None of this connects with what’s become the emotional core of this season: The split between the brothers, both of whom have found people they seem to be happier spending time with. Sam’s situation is the more hackneyed; the show already played out something similar with Dean a couple of seasons back. But in their sexy reunion scene tonight, Liane Balaban and Jared Padalecki have stronger chemistry than he’s had with most of the actresses who’ve been called on to melt all over his puppyish pout, so it does feel as if there’s something at stake. It’s easier to believe that Sam might be happier leaving hunting in the rearview mirror than it ever was to picture Dean hanging up his silver bullets and holy water for good. If anything, Dean’s friendship with Benny has reenergized his love for the game; the two enjoy tracking monsters together, which must remind them of their great bonding adventure together in Purgatory. Benny’s only the latest in a string of macho hunting buddies who have managed to give Dean someone to lean on, the supreme example being Castiel. None of them has ever threatened to break up the band before, but none has ever been a vampire, and done anything as confusing as make Dean appear soft on monsters.

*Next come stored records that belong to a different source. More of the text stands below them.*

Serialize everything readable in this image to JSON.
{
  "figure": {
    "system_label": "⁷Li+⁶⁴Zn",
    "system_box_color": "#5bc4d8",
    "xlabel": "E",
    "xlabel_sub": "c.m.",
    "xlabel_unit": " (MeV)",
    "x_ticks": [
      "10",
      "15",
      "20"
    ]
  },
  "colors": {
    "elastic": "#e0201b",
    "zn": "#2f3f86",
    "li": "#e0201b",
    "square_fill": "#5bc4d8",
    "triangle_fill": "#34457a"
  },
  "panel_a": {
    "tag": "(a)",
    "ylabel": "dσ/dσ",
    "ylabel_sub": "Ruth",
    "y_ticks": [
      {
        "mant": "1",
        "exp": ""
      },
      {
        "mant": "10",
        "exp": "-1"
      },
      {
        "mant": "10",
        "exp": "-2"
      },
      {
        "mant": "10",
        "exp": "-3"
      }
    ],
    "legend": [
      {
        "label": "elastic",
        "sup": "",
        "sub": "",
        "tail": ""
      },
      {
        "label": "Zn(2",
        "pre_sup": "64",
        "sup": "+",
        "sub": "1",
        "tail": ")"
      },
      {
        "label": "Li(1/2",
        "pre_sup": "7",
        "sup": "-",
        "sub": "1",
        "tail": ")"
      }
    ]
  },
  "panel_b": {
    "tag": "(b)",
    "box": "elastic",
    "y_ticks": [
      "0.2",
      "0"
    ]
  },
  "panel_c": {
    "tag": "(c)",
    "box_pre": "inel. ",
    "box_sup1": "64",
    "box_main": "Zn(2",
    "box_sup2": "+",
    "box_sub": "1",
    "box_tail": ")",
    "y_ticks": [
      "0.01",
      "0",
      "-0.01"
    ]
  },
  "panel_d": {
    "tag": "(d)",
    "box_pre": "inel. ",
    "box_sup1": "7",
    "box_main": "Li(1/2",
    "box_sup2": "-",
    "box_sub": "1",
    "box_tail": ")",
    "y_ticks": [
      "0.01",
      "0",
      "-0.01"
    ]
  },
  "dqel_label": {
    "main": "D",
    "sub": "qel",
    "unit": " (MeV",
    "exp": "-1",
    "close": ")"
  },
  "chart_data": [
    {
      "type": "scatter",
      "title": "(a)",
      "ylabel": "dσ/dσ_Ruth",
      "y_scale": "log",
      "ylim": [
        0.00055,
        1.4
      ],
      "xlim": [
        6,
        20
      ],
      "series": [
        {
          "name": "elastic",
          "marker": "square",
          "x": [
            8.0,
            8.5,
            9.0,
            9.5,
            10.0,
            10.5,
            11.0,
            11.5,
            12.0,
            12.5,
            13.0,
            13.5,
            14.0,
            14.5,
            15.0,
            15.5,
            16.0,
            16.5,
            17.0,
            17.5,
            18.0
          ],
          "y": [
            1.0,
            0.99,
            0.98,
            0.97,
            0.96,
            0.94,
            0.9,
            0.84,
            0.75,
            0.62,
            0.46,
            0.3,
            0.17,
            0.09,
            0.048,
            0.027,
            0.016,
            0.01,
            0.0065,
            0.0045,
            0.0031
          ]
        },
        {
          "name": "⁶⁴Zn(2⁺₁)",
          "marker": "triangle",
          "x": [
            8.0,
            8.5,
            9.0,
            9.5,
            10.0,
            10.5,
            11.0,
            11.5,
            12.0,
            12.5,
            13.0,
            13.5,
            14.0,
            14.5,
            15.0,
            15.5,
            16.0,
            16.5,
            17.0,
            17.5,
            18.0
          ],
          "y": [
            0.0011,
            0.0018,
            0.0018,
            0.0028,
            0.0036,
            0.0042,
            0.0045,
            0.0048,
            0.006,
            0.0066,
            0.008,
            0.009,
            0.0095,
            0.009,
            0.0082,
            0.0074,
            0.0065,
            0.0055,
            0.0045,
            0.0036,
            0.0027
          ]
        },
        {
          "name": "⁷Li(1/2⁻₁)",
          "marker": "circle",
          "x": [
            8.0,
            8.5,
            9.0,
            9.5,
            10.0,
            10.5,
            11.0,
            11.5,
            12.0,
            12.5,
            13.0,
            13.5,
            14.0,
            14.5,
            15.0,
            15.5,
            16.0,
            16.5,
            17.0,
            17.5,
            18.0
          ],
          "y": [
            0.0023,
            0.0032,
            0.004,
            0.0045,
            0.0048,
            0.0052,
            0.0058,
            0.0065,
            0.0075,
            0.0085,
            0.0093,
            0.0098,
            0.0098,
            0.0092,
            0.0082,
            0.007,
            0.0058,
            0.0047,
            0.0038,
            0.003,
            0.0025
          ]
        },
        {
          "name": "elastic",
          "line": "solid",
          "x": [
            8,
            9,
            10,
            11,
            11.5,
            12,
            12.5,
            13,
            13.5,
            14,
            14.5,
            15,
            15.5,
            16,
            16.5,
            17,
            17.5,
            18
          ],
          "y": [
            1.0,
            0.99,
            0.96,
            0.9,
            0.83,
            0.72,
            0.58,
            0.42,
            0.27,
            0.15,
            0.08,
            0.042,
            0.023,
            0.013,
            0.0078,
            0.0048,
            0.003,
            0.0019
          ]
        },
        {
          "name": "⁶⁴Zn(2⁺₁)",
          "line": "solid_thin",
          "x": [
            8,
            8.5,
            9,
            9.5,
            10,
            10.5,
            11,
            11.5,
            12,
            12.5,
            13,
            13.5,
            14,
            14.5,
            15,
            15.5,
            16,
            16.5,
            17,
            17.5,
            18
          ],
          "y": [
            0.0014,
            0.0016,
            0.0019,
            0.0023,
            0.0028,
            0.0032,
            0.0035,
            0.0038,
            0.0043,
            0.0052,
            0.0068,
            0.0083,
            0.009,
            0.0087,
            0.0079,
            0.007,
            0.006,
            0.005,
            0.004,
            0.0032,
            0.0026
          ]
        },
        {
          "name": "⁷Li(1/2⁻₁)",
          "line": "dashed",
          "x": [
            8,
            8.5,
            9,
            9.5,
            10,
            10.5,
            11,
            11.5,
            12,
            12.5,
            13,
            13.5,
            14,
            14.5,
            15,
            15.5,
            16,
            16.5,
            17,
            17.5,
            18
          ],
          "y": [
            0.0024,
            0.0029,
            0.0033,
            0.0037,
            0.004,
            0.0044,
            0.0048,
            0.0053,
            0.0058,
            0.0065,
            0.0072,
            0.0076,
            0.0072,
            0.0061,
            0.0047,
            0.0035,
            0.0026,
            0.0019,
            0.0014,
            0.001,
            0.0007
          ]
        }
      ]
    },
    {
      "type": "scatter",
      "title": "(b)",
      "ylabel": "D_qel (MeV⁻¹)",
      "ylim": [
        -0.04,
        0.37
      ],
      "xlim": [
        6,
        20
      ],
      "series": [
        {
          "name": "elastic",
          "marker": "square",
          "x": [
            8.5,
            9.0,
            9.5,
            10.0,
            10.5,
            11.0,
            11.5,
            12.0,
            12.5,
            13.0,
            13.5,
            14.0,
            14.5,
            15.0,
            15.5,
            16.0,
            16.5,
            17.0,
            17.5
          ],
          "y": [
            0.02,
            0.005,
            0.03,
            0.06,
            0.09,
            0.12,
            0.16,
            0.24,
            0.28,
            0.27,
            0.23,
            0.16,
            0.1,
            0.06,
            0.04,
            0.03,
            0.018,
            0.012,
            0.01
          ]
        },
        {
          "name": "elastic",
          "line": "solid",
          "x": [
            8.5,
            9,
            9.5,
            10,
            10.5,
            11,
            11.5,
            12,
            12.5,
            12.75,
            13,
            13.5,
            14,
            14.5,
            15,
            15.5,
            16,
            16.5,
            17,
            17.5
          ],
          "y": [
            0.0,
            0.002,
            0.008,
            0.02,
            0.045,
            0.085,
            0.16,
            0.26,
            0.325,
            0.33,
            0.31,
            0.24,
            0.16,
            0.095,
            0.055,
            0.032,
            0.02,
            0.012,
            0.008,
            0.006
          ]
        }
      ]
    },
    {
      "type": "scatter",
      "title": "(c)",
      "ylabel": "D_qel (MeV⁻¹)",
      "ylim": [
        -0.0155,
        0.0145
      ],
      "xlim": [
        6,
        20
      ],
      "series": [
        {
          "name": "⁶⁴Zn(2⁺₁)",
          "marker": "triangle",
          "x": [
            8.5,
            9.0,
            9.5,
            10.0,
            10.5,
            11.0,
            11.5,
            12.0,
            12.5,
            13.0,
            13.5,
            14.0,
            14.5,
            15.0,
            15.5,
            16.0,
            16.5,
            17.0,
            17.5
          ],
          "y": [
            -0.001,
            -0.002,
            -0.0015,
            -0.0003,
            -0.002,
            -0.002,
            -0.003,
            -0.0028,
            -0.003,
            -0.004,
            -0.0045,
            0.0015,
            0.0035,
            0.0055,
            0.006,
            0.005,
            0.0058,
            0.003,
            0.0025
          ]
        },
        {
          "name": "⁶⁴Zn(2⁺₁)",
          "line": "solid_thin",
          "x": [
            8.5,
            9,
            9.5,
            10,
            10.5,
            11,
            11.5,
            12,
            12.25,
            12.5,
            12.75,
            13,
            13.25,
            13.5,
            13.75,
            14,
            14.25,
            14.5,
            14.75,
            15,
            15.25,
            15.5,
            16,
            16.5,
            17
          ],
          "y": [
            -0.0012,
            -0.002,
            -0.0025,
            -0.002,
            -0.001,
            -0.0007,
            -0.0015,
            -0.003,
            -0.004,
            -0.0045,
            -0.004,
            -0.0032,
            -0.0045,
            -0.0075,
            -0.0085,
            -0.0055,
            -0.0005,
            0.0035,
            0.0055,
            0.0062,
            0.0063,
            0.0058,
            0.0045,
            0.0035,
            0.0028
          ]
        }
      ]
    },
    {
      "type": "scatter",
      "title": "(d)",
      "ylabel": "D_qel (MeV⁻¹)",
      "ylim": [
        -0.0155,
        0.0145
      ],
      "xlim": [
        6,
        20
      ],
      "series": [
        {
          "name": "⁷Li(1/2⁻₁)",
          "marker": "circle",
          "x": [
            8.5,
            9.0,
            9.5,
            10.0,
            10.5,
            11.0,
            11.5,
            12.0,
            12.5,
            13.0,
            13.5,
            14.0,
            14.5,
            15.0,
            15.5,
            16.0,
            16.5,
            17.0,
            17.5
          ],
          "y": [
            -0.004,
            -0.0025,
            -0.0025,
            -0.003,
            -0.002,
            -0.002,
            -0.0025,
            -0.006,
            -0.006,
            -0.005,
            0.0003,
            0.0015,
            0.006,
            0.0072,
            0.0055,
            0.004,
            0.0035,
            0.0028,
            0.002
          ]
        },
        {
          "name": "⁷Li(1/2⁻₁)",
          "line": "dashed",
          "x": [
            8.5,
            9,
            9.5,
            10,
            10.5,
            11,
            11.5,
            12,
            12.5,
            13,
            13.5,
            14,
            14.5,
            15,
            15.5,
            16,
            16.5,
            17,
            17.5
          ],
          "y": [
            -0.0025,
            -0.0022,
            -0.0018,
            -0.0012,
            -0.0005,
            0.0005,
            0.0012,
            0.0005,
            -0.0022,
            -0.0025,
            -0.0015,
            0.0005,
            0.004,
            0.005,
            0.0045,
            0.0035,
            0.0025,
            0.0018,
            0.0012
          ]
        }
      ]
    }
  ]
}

This conflict is expressed about as plainly as it ever could be in an early scene that’s weird in a way that I hope is at least partly intentional. Dean barges into the cheap motel room where Sam is holed up, and the two of them have it out over their respective attachments to the beautiful woman and the gnarly-cool running partner. “Where the hell do we go now?” asks Dean. “That depends,” says Sam. “That depends on whether or not you’re done with him.” “Well, honestly, I don’t know,” says Dean, and as the music swells on the soundtrack, the brothers sound unnervingly like a couple of betrayed lovers trying to decide whether their marriage is salvageable. At the end, they make the supreme sacrifice—Dean has a phone conversation with Benny in which he tells him they’re through, and Sam doesn’t show up for the appointed time and place to run off with Amelia.

And, in the final image of the brothers sitting down together, to eat dinner in front of the TV in their lonely motel room, the show itself seems just miserable about this. Presumably at least one of these forsaken characters will be back before season’s end, probably when Crowley needs to mess with the brothers and grab them by the short hairs. But the long-term potential of either of these relationships may be dictated by the fact that The CW seems committed to more Supernatural, and so wants to keep the brothers together and on the road. The ads for this season show Dean and Sam on a country road, flanked by Crowley and Castiel on either side of them. The show itself feels like it’s Benny and Amelia who are looking over their shoulders, but the rush of the plot may not be able to accommodate that to the degree that some of us would like.


Stray observations:

  • The opening “our story so far…” montage plays out to Bob Seger’s “Katmandu,” a smart choice in that it’s hard-driving and makes for a funny contrast to the images that accompany it. But it made me realize that my dream road trip with Dean probably wouldn’t go that well, considering that it may well be the first song that’s appeared on the show’s soundtrack in the course of eight seasons that I myself have ever listened to of  my own free will.
  • While we're on the subject of music, new rule: Any episode that takes its name from a song on Exile On Main Street automatically gets its grade improved by a notch.
  • Most of the work in writing this episode may have gone into coming up with the insults that representatives of Heaven and Hell throw back and forth at one another. Dean’s “Hell monkeys” and “Hell mooks” narrowly take the edge over Crowley’s “this heavenly pile of filth.”